Ölmemek için değil tabii ki… yaşamın, ölümden ödünç alınmış bir zaman olduğunu derinlemesine anladığımı sanıyorum. Nefes almak için diyebiliriz sanıyorum. Hayatımı ve hayatımızı sevmek için yazıyoruz. Nefrete teslim olmamak için yazıyoruz. Özgürlüğü bedenimizde ve aklımızda duyumsamak için yazıyoruz. Merhamet duygumuzu yitirmemek için yazıyoruz. Eğer böyle olmasaydı, eğer yazmasaydık, biz de incelikten utanan birer zorba olurduk. Dünyayı saran şiddeti üreten, taşıyan, çoğaltan birer kötülüğe dönüşürdük. Erich Fromm’un bir sözünü sık kullanırım: “Ölüme hizmet eden her şey kötüdür, yaşama hizmet eden her şey iyidir.” Yazmak, şiir, müzik, resim… bunların hiçbirisi ölüme hizmet etmez. Ben, ne olursa olsun yaşamı savunmak için yazıyorum.
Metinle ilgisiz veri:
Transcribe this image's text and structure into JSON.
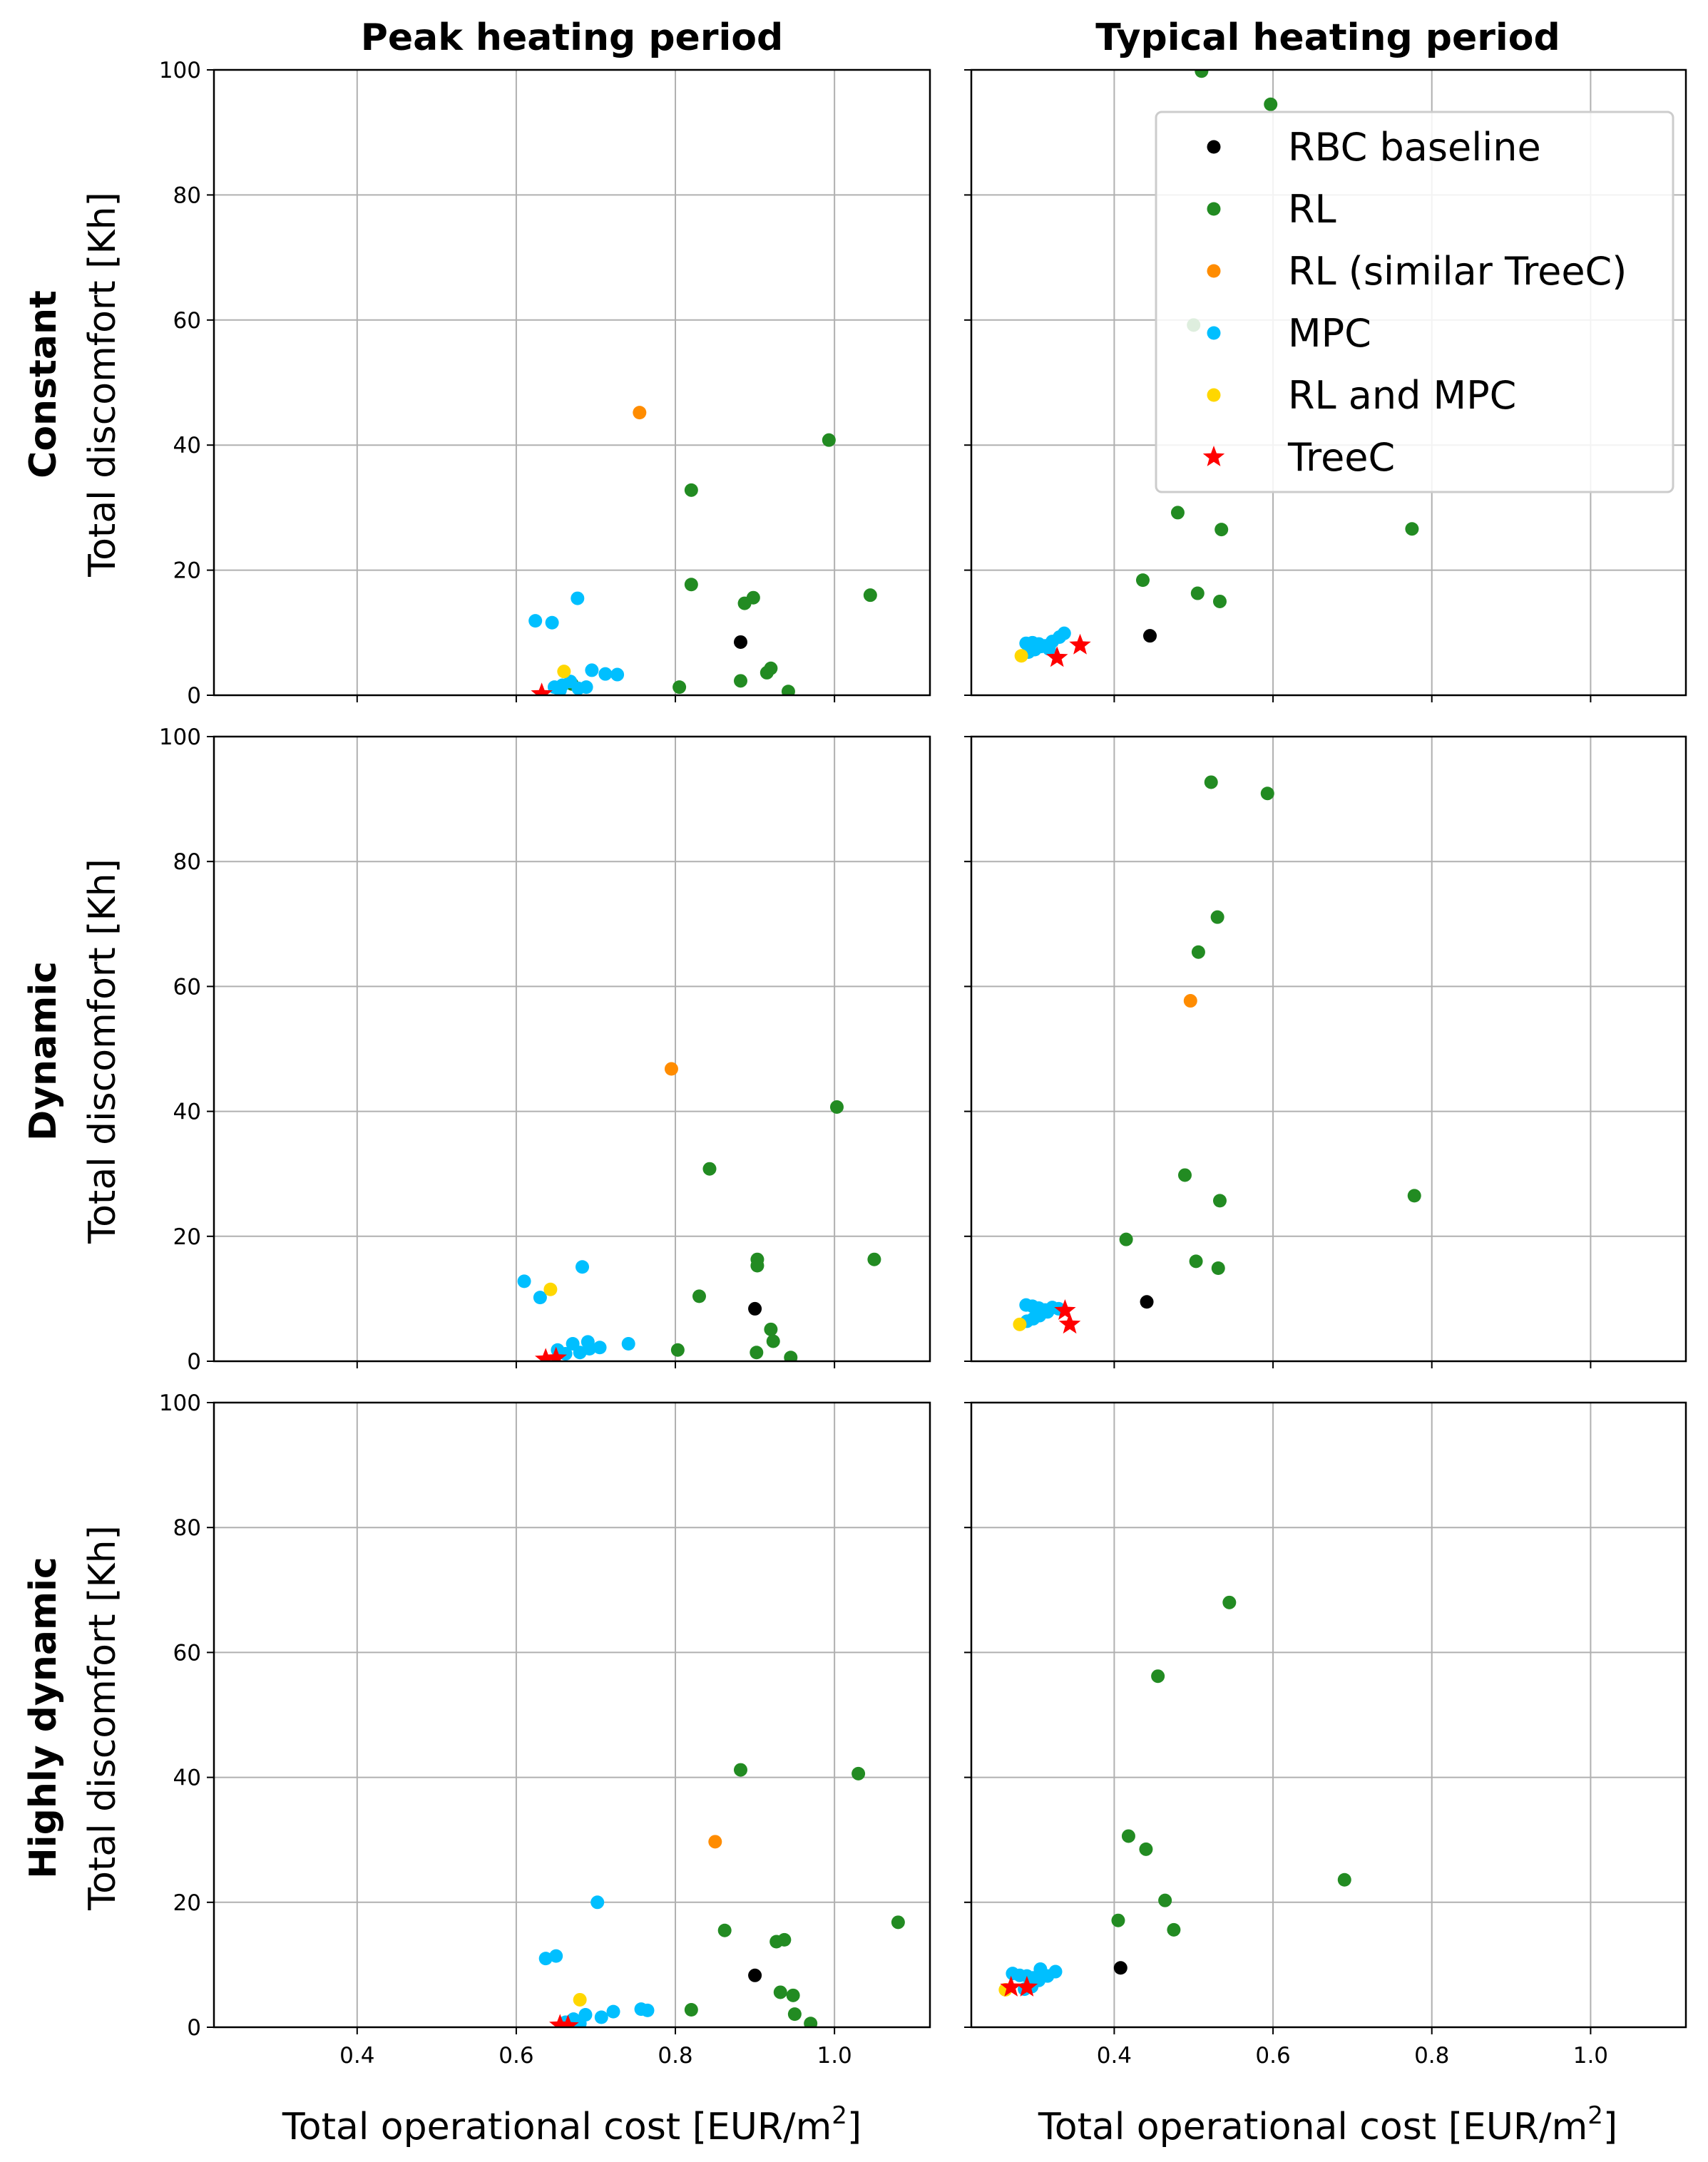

Yarasaların Avlusunda’nın son bölümüne “Yalımlar” adını vermişsiniz. Sizin felsefeye, düşünceye, hayatın politik oluşuna ve mücadeleye verdiğiniz önemi biliyoruz. Bu bölümde bir iç döküş, aforizmal göndermeler ve kısa nemeler var. Ben bu metinleri hayat felsefenize tadımlık bir bakış olarak yorumladım. Yalımlar’ı dosyanın sonuna ekleme kararını nasıl aldınız?
Ben, biraz abartılı bir söyleyişle, her şairin gizli-açık bir düşünür olduğuna inanırım. Öyle olmasa, bir dünya tasarlayacak hayat bilgisi, yaşama felsefesi olmasa neyi yazacak ve nasıl yazacak? Hayatın çeşitli alanlarında canımı acıtan konuları, insan hallerini şiirin dilini göz ardı etmeden, denemenin inceliğini ve alçakgönüllü bilgisini unutmadan, yer yer küçük öykülemeler yaparak paylaşmak istedim. İnsanın kendini açıklamasının bir farklı yolu olarak kabul edilmesini dilerim.
Şükrü Erbaş’ın Yarasaların Avlusunda’dan sonra neler yazmayı, neler yapmayı planlıyor?
Biraz şiire ara vereceğim. Bunu her kitaptan sonra zaten yapıyorum ama bu biraz uzun sürsün istiyorum. Bir de bir delilik yaptım, yapıyorum; yayınevimden sevgili Derviş Şentekin’in neredeyse üç yıldır kışkırtıp durduğu bir çocuk-genç kitabını bitirmek üzereyim. Sözcüklerle sayılar arasındaki derin, yalın ilişkiyi, bu iki sonsuzluğun bizi nasıl büyüttüğünü, edebiyatla matematiğin yaratıcı bilgisini bir çocuk kalbiyle, diliyle paylaşmaya çalıştığım incecik bir kitap oldu, olacak Ben Annemin Hecesiyim.